A good starting point is to try to put yourself in your adolescent’s shoes. If they will still talk to you, set aside time to listen – many people find that in the car is a good place as no eye contact is needed, for others it might be out walking the dog or other places where there’s some sort of distraction. You might be surprised by what they tell you and how they see things. For example, when you ask them encouraging questions about the progress of their latest school project, do they feel that you don’t trust them? Are they scared that their grades won’t be good enough, that their future will be bleak, they will never be able to live as a successful independent adult? Do they feel quite as secure in their group of friends as it appears from the outside? Resist the urge to offer much advice, especially if it’s clear this isn’t what is wanted. Try to empathise with just how scary and chaotic the world can feel to an adolescent – partly because the world really is very complicated and partly because your teenager is just starting to be aware of some of the complexities of the world. Many adolescents start to worry about very big issues such as climate change, the current political situation or terrorism, on top of more everyday issues such as school and family – these world issues can be terrifying, it’s no wonder many teens take to their beds for a while.

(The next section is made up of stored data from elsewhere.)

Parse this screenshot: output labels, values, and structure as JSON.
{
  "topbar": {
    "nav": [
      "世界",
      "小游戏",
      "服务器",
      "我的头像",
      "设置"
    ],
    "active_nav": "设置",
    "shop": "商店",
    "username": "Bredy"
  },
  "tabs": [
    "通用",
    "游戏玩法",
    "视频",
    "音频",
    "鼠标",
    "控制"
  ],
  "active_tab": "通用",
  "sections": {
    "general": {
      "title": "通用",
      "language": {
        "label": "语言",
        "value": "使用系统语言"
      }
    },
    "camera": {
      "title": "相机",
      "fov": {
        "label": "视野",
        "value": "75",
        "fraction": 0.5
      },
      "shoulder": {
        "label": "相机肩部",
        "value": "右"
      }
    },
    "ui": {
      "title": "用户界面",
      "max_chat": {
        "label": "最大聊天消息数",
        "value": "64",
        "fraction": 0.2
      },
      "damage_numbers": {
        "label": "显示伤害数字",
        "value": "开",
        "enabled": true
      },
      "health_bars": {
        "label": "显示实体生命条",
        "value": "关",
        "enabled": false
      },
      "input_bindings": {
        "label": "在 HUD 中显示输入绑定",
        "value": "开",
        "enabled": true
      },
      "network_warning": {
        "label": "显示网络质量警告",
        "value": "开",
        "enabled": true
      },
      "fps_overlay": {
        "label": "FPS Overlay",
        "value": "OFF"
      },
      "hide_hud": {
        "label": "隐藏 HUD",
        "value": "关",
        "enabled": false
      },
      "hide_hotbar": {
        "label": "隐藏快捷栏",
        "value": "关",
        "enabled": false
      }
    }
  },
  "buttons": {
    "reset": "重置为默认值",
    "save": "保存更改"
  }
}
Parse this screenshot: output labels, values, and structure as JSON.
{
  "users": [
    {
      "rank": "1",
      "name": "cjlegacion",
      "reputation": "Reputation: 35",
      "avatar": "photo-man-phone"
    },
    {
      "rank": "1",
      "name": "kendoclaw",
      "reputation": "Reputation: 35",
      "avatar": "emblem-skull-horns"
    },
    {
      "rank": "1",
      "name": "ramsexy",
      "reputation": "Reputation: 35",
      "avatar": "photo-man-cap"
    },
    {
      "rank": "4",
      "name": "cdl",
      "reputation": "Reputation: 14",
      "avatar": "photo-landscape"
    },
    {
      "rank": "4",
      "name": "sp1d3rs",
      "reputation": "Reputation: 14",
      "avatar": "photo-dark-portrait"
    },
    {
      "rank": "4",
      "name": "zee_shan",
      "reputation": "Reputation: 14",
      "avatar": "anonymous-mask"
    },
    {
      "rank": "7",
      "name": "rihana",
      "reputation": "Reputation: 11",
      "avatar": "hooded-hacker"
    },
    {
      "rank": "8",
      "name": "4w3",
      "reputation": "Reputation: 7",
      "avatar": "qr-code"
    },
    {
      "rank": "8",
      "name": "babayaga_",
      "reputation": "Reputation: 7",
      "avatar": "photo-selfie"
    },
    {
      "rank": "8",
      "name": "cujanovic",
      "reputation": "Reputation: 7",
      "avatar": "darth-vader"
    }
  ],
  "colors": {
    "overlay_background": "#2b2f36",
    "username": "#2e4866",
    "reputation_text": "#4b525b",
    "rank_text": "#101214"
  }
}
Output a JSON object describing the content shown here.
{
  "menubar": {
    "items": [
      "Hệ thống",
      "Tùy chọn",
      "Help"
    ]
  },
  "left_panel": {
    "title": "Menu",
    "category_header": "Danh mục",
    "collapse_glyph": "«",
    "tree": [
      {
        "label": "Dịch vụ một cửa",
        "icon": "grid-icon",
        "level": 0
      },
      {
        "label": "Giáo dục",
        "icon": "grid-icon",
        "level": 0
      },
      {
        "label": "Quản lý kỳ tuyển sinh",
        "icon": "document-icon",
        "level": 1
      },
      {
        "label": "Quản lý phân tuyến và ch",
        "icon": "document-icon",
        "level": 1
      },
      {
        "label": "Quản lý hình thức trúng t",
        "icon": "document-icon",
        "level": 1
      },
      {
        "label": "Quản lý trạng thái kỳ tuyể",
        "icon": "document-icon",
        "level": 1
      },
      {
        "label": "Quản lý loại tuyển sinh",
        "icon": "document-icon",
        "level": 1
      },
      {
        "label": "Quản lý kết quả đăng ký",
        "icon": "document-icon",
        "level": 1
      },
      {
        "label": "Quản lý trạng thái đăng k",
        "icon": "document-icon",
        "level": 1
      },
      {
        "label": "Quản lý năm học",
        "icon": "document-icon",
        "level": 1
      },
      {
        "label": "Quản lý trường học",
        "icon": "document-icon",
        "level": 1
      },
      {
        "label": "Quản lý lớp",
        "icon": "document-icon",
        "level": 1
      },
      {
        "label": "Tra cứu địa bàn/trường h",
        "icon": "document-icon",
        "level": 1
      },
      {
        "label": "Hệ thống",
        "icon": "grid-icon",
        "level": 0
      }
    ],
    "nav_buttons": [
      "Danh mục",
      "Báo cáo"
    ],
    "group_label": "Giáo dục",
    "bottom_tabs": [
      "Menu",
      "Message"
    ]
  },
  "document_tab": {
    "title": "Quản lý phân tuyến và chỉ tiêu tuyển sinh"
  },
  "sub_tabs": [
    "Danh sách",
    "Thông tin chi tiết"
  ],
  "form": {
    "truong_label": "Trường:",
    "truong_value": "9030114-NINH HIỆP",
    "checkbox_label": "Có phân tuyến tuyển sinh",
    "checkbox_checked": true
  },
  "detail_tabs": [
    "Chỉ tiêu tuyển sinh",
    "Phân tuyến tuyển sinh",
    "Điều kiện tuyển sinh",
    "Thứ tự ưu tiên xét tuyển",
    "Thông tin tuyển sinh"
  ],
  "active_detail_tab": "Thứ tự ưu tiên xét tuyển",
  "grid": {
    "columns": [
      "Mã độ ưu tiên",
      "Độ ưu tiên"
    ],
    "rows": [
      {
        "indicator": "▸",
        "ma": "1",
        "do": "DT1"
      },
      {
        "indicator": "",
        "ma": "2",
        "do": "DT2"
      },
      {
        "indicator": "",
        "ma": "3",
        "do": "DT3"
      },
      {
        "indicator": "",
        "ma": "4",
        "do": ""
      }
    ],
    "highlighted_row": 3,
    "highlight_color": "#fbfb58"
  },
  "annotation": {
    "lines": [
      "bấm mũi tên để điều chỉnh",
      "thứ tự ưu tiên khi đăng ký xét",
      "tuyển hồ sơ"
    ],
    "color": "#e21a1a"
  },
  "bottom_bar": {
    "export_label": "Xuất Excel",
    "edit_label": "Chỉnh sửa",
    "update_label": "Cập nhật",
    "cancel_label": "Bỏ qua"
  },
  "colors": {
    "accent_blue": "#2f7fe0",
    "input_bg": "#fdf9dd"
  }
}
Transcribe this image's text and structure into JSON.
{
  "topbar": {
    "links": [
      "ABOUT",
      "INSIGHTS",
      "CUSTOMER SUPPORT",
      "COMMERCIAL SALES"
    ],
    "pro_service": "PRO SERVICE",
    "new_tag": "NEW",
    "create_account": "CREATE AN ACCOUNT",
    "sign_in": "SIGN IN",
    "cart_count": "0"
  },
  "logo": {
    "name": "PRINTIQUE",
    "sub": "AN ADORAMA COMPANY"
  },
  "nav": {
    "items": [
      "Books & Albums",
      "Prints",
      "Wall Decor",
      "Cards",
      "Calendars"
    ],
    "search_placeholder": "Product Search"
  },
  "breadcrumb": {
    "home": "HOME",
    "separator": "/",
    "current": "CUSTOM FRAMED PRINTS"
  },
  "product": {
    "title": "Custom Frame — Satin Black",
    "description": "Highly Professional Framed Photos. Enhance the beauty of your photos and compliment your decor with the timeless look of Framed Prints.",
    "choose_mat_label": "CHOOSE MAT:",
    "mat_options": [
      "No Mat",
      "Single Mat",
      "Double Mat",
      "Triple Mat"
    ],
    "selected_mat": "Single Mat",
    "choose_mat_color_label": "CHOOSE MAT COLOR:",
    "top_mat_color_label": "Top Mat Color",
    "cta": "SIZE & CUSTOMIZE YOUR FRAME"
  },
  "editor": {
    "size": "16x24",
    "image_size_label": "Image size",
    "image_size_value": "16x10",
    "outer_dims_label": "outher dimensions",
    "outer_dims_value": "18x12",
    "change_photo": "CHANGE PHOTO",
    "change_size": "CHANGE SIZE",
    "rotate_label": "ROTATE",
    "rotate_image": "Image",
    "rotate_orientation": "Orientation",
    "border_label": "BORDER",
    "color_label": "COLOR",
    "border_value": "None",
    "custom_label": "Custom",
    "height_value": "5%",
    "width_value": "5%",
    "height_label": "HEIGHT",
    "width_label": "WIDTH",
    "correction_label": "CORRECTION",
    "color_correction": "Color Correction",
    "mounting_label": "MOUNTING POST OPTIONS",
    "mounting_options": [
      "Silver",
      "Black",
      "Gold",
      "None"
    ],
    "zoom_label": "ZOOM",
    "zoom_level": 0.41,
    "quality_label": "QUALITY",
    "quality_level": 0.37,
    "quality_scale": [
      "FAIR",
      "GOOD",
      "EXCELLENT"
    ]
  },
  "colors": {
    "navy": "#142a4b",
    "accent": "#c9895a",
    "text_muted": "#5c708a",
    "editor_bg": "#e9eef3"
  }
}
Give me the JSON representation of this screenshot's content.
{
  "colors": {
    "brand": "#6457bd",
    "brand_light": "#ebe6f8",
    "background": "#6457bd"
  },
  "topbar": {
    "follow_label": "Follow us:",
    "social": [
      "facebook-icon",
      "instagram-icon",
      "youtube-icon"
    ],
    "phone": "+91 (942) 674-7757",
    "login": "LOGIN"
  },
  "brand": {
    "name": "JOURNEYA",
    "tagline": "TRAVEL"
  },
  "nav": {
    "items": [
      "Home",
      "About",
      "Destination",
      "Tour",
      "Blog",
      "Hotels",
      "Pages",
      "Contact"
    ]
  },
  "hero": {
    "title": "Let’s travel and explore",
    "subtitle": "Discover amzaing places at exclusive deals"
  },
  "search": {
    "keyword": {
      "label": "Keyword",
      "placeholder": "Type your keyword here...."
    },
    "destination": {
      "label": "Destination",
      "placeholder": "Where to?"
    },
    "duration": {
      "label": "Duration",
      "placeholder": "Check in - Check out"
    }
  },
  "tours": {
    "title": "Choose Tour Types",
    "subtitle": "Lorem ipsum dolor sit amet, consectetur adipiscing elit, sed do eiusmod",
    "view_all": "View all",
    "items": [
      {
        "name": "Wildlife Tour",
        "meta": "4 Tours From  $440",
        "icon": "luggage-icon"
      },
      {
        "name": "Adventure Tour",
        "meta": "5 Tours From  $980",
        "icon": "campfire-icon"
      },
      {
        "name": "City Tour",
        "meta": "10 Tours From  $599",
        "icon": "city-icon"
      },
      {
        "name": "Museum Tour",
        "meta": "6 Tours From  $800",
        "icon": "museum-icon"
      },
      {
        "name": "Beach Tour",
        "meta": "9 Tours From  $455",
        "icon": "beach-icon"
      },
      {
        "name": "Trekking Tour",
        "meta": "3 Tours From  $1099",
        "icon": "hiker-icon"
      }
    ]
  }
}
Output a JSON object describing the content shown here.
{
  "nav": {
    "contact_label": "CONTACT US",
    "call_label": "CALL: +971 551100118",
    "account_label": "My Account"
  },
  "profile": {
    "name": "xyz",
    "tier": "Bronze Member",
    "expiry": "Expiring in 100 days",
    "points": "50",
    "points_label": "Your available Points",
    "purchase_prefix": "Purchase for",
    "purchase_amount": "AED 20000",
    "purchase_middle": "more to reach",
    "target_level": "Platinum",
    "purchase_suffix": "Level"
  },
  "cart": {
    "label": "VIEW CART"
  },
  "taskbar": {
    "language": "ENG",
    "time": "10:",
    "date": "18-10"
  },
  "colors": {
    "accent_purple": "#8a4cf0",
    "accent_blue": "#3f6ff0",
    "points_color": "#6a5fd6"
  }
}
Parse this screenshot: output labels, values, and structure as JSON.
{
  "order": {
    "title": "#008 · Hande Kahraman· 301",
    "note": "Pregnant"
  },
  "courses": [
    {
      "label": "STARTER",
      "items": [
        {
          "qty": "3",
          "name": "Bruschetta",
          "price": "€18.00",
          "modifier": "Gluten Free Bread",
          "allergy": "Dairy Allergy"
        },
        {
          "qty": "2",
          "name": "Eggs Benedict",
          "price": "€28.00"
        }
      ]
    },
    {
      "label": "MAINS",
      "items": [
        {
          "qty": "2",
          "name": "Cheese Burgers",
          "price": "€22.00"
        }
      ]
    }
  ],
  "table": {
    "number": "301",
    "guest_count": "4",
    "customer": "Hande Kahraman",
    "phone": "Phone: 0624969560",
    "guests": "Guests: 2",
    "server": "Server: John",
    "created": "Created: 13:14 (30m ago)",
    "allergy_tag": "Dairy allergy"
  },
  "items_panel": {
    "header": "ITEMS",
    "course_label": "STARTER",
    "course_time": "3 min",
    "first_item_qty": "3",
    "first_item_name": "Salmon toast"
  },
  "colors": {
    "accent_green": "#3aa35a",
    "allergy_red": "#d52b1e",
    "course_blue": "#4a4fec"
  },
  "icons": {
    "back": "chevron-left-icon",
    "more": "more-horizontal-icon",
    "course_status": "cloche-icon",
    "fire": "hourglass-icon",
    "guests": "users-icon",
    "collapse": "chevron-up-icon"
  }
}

Of course for some teenagers this stage of life goes beyond the ordinarily turbulent and becomes more risky or more stuck. The time to get some professional help or advice would include when your child is putting their health at risk, such as through drug use, self-harm, restricted eating & so on, or when you are feeling that the situation has become unmanageable and you or your child needs some help with this, particularly if you think that ordinary adolescence is tipping over into mental health difficulties such as depression or anxiety. In some circumstances your child might need some direct support with this, such as therapy or counselling. In other situations you might need some support as parents in order to help you to negotiate this turbulent time with your teenager, which might include helping you develop a better understanding of what might be going on for your child, helping you to agree your behaviour boundaries or exploring how to have difficult conversations with your teenager. Whether you need some support for your child, for you as parent(s) or both, you can find this help in lots of places – this includes voluntary sector organisations such as here at The Bridge Foundation (Bristol) or CAMHS (national NHS service for under 18s). Many schools also offer counselling services, which would be free for your child to access. Over 18s can access the adult IAPT service.
It’s important to remember that the vast majority of teenagers come out the other side of this stage of life as reasonable adults, with their own ideas about life which may or may not overlap with your own ideas. When they are able to do this successfully, emerging as their own person with their own mind & aspirations and interests – then your job as a parent has been well done.